To start we must denote how the base 10 number system works. For example consider:

\begin{aligned} 712=7(10)^2+1(10)+2 \end{aligned}

For my notation I will note the function in terms of the highest exponent associated with the 10. In the case of 712 it would be 2. To note this kind of number (or multiplication later) I will use:

\begin{aligned} \Upsilon_{n} \: \rightarrow 712 \in \Upsilon_{2} \: ; 7123 \in
\Upsilon_{3} \end{aligned}

I think you get the picture now. So now consider the multiplication of 2 numbers classified in n=2.

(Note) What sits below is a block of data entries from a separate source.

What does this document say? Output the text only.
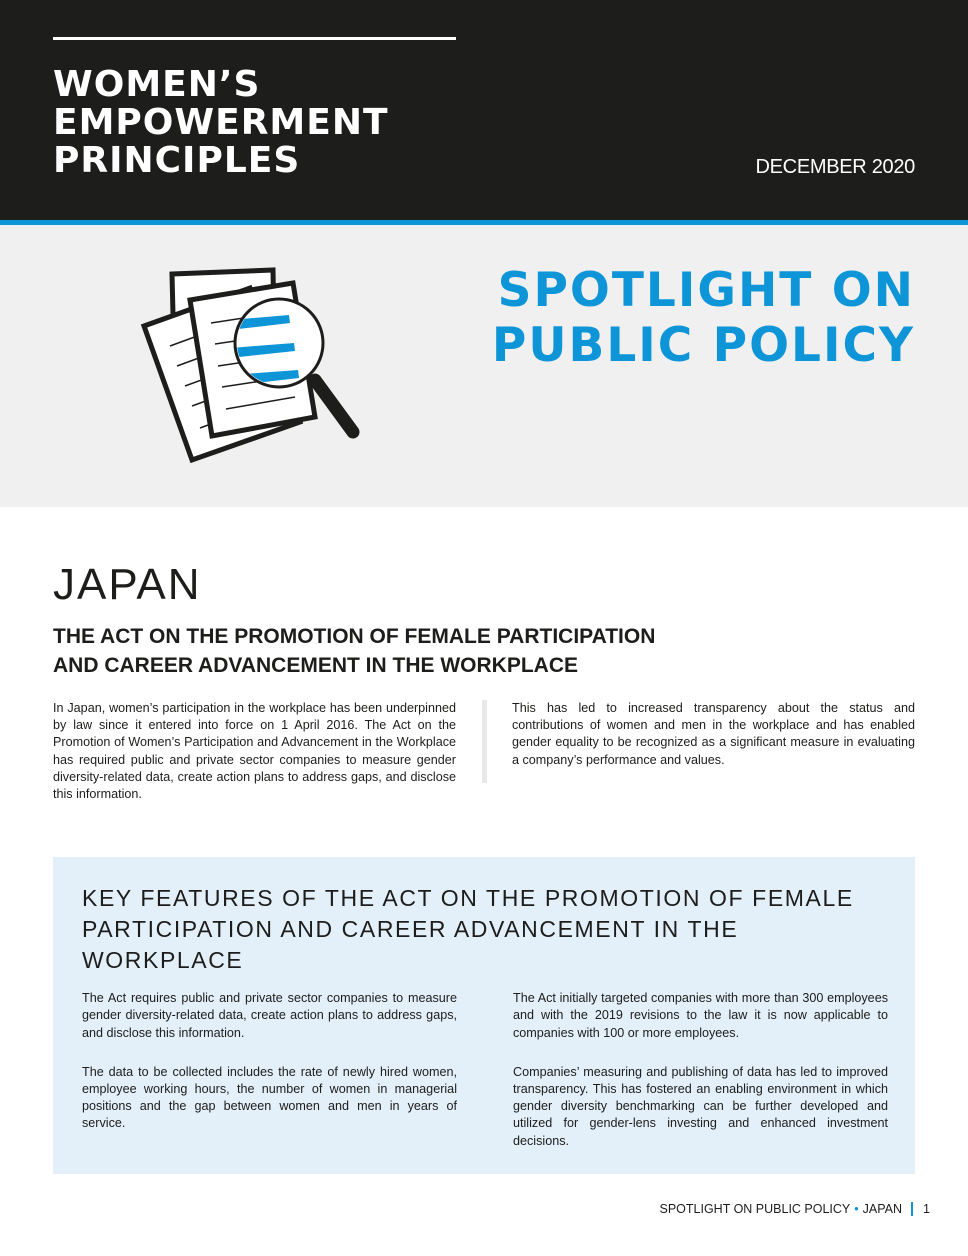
WOMEN’S
EMPOWERMENT
PRINCIPLES	DECEMBER 2020
SPOTLIGHT ON
PUBLIC POLICY
JAPAN
THE ACT ON THE PROMOTION OF FEMALE PARTICIPATION
AND CAREER ADVANCEMENT IN THE WORKPLACE

In Japan, women’s participation in the workplace has been underpinned by law since it entered into force on 1 April 2016. The Act on the Promotion of Women’s Participation and Advancement in the Workplace has required public and private sector companies to measure gender diversity-related data, create action plans to address gaps, and disclose this information.

This has led to increased transparency about the status and contributions of women and men in the workplace and has enabled gender equality to be recognized as a significant measure in evaluating a company’s performance and values.

KEY FEATURES OF THE ACT ON THE PROMOTION OF FEMALE
PARTICIPATION AND CAREER ADVANCEMENT IN THE WORKPLACE

The Act requires public and private sector companies to measure gender diversity-related data, create action plans to address gaps, and disclose this information.

The Act initially targeted companies with more than 300 employees and with the 2019 revisions to the law it is now applicable to companies with 100 or more employees.

The data to be collected includes the rate of newly hired women, employee working hours, the number of women in managerial positions and the gap between women and men in years of service.

Companies’ measuring and publishing of data has led to improved transparency. This has fostered an enabling environment in which gender diversity benchmarking can be further developed and utilized for gender-lens investing and enhanced investment decisions.

SPOTLIGHT ON PUBLIC POLICY • JAPAN 1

\begin{aligned} \Upsilon_{2_{a}}=712 \:, \Upsilon_{2_{b}}=715 \end{aligned}

Now we know the answer is 509080, but here's how calculus factors in to make this a living hell!

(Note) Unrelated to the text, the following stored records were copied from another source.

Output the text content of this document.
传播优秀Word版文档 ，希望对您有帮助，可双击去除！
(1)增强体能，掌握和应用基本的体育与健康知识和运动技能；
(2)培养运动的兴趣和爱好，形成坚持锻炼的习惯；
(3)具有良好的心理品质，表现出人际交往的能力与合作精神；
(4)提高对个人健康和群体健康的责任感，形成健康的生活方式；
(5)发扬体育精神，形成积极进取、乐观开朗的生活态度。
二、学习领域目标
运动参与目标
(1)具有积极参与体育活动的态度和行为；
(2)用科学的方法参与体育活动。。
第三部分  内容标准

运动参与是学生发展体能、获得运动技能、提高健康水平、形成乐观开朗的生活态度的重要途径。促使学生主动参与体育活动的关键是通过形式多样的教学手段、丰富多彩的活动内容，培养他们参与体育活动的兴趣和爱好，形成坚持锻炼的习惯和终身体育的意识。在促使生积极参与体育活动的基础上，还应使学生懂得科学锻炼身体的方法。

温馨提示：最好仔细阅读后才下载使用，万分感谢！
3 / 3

\begin{aligned} 712=7(10)^2+1(10)+2 \:, 715=7(10)^2+1(10)+5 \end{aligned}

\begin{aligned} \left[ 7(10)^2+1(10)+2 \right] \left[ 7(10)^2+1(10)+5 \right] \end{aligned}

So now that we have the multiplication in the proper format consider this:

\begin{aligned} \Upsilon_{2} = a_{1}(10)^2+a_{2}(10)+a_{3} \end{aligned}

So now the multiplication of 2 n=2 classified numbers becomes:

\begin{align*}
\left[ a_{1}(10)^2+a_{2}(10)+a_{3} \right] \left[ a_{4}(10)^2+a_{5}(10)+a_{6} \right] & =
a_{4} \left[ a_{1}(10)^4+a_{2}(10)^3+a_{3}(10)^2 \right] \\& +
a_{5} \left[ a_{1}(10)^3+a_{2}(10)^2+a_{3}(10) \right] \\& +
a_{6} \left[ a_{1}(10)^2+a_{2}(10)+a_{3} \right]
\end{align*}

You might see the pattern I'm going to exploit now! If not all will be revealed shortly! Using Sigma Notation the above mess can be simplified (yea no ...) to:

\begin{aligned} \displaystyle \sum \limits_{j=1}^3 \left[
a_{j+3} \left( \displaystyle \sum \limits_{\beta=1}^3 \left[
a_{\beta}(10)^{6- \beta -j}
\right] \right) \right] \end{aligned}

From here you might also see another pattern. It generalizes (if you do check higher values of n) so that the multiplication of 2 n class numbers create:

\begin{aligned} \Upsilon_{n_{a}} \times \Upsilon_{n_{b}} =
\displaystyle \sum \limits_{j=1}^{n+1} \left[
a_{j+n+1} \left( \displaystyle \sum \limits_{\beta=1}^{n+1} \left[
a_{\beta}(10)^{2(n+1) - \beta -j}
\right] \right) \right] \end{aligned}

What makes this so tedious is remembering the a-values (all of which should follow 0 ≤ a < 10). For instance on any given multiplication of this style one must remember 2(n+1) values and then solve that big ol' mess seen above. The pattern is easy to write so that'll save you some time at least. Anyways here's my way of solving for 509080:

\begin{align*}
509080 = \left[ 7(10)^2+1(10)+2 \right] \left[ 7(10)^2+1(10)+5 \right] & =
7 \left[ 7(10)^4+1(10)^3+2(10)^2 \right] \\& +
1 \left[ 7(10)^3+1(10)^2+2(10) \right] \\& +
5 \left[ 7(10)^2+1(10)+2 \right]
\end{align*}

I personally don't think anyone should use this for n=1 as we should have them memorized (#shame) and to my knowledge this only works for n using positive integers. Regardless, a super over-the-top way of multiplying!